So, looking at properties, and a number are down on the floodplain near the local moving body of water, a river/creek. I wonder to myself if the area is at any risk from floodwater; should I even bother looking at the area?
The council, being the government body most connected to the area, ought to know. It doesn’t; it can’t tell me except to tell me if a specific property has a flood-overlay, which says that modelling has determined that it is at risk of a 1 in 100 year flood.
What is the 1 in 100 year flood event?
The 1 in 100 year flood event is the storm that happens on
average once every one hundred years (or a 1% chance of
occurring in any given year).
Now, that means in any given year there’s a 99% chance you’re not going to get flooded. In 100 years, that means a 0.99100 or a 36.6% chance of not getting flooded. A 2/3 chance of having water washing through your home at some point there. Basically, that’s a guarantee that in the next century your home will be damper than normal – because the 1 in 100 year events are calculated off historic data, not forward climate models. And the forward models say that things are only going to get more extreme; have you noticed how 1 in 100 year events seem to happen to the same place every decade or so?

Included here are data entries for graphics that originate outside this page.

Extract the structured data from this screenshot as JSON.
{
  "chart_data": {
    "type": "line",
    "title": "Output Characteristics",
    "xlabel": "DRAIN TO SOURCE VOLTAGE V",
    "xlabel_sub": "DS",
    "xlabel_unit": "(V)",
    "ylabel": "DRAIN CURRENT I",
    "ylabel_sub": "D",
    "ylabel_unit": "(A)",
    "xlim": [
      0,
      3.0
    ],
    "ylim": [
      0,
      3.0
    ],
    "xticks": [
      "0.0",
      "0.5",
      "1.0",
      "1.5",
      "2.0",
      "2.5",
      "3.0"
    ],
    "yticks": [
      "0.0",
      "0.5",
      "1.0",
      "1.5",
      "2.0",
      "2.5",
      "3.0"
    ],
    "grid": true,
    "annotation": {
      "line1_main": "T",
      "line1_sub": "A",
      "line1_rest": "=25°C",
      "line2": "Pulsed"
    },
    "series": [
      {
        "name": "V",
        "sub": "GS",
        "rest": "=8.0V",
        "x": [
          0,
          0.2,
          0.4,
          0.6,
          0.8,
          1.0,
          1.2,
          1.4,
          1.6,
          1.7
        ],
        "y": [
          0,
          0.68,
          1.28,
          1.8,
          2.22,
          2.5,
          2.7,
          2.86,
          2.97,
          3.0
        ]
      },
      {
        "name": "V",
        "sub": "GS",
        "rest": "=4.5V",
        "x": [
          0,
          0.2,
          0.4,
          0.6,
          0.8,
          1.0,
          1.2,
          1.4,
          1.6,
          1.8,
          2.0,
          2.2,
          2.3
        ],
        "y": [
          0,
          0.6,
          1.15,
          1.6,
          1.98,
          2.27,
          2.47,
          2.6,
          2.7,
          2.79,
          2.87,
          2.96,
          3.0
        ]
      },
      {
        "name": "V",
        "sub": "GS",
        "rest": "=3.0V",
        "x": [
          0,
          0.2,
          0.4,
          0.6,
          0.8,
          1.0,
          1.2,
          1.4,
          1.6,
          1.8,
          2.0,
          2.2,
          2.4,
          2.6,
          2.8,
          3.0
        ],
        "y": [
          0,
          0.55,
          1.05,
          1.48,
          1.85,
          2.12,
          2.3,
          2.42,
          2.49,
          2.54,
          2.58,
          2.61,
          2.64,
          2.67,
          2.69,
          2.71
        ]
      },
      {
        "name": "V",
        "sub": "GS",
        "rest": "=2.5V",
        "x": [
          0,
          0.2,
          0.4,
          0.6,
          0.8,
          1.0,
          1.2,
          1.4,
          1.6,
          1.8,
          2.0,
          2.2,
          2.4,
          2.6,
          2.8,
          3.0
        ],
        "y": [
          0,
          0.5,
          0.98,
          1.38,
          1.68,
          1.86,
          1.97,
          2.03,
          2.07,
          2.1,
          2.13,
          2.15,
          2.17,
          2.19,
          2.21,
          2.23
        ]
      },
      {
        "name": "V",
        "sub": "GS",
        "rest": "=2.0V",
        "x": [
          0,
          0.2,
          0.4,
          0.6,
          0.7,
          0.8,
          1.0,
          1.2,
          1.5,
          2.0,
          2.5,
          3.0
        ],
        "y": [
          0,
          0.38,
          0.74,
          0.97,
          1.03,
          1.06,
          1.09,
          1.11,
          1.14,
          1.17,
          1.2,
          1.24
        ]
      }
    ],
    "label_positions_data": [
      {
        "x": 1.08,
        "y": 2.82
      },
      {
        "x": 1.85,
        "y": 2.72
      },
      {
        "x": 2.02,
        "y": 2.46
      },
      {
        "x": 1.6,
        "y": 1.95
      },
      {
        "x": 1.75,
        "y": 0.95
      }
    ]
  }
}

In fact, pretty much anyone you talk to – water utilities for example – will only talk about 1 in 100 events. Vital government infrastructure (stuff that has to keep operating the event of a flood disaster, like hospitals and my home) has to be above the 1 in 500 line. From what I’m told, they calculate this on a site-by-site basis rather than having a map (they’re not building a bunch of new hospitals, so it’s easier that way). Sites aren’t rated as being 1 in 110 year, you’re either in the 100 year box or not rated at all.
The gist of what I was able to read into the subtext of the hints being passed in my conversation with a town planner specializing in flooding was: Floodplains get flooded, even in cities, even if there’s a wetlands further upriver that could absorb a sudden influx of water, even if the sides of the creek are quite steep and the channel is surprisingly broad, and even if there are barricades; If you don’t like that, don’t live there.
So I won’t. It makes searching for a home so much easier, even if the homes out of the floodplain are more expensive and built on those annoyingly sloped hill things.
Actually, this reminds me of the 1972 Elizabeth St Floods my Mum told me about getting caught in. I would never have guessed a major street in our CBD could turn into a river – and then it happened again in 2010.